The modern notions of agile programming, extreme programming and the general modus operandi of the open source movement are in my view partly recapitulations of things real software engineers knew 20 years earlier (e.g. test driven design: we were doing it in 1988, based on IEEE specifications and fully version controlled code), and partly real innovation in the sense of being able to organise armies of people who have never met to create large frameworks quickly. I suspect that the coding efficiency by these methods is not that high (i.e. low work / output ratio), but the quality and reliability of things like Apache and Linux cannot be argued with. On the other hand, the use of a language like Java in routine software development felt like a backward step when it came out 15 years ago, and it feels even worse today, compared with what is available (in my own company, developers continually trip up over the appalling implementation of generic types, the poor type system and lack of proper contracts). Offerings like Heroku show that today’s developers don’t need great languages to think (very) big.

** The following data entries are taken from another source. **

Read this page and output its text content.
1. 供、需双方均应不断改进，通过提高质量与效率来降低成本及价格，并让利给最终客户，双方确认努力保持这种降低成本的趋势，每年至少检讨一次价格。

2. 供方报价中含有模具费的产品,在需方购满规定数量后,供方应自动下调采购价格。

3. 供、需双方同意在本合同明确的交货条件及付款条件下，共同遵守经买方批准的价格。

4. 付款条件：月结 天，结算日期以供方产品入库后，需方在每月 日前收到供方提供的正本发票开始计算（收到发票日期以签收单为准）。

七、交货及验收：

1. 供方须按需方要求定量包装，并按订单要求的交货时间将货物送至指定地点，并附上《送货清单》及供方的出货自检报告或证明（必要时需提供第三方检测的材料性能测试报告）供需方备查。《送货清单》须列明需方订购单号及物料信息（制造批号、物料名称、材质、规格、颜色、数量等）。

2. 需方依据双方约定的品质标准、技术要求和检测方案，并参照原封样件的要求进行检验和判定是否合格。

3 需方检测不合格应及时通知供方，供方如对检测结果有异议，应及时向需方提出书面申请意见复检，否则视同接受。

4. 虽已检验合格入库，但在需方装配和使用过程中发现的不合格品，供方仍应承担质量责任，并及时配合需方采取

My main observation is that a majority of developers still don’t want to do much ‘design’ because that involves thinking, may even involve mathematics, and worse, being away from the computer! This is not specific to people working in computing – it is a universal failing – many engineers would get away with such laziness if they could, but they can’t, for a simple reason: the delivered system will be made of poured concrete and steel, it will cost millions, and getting it wrong will kill the company. Saving software engineering in my view cannot be done by trying endlessly to convince developers about the ‘right way to do things’ and how it will save time in the long run. That has failed for the last 40 years – the only ones who really do it properly are those for whom failure has similar consequences as in civil or mechanical engineering (i.e. producers of real-time software that controls trains, power stations etc). The only answer is to start making software vendors legally liable for their products (and their failures) in the same way as companies who produce cars and mobile phones are: we need warranties on software.
Proceedings of the symposium are published by Springer, edited by Sebastian Nanz (ETH) who also very ably organised the conference.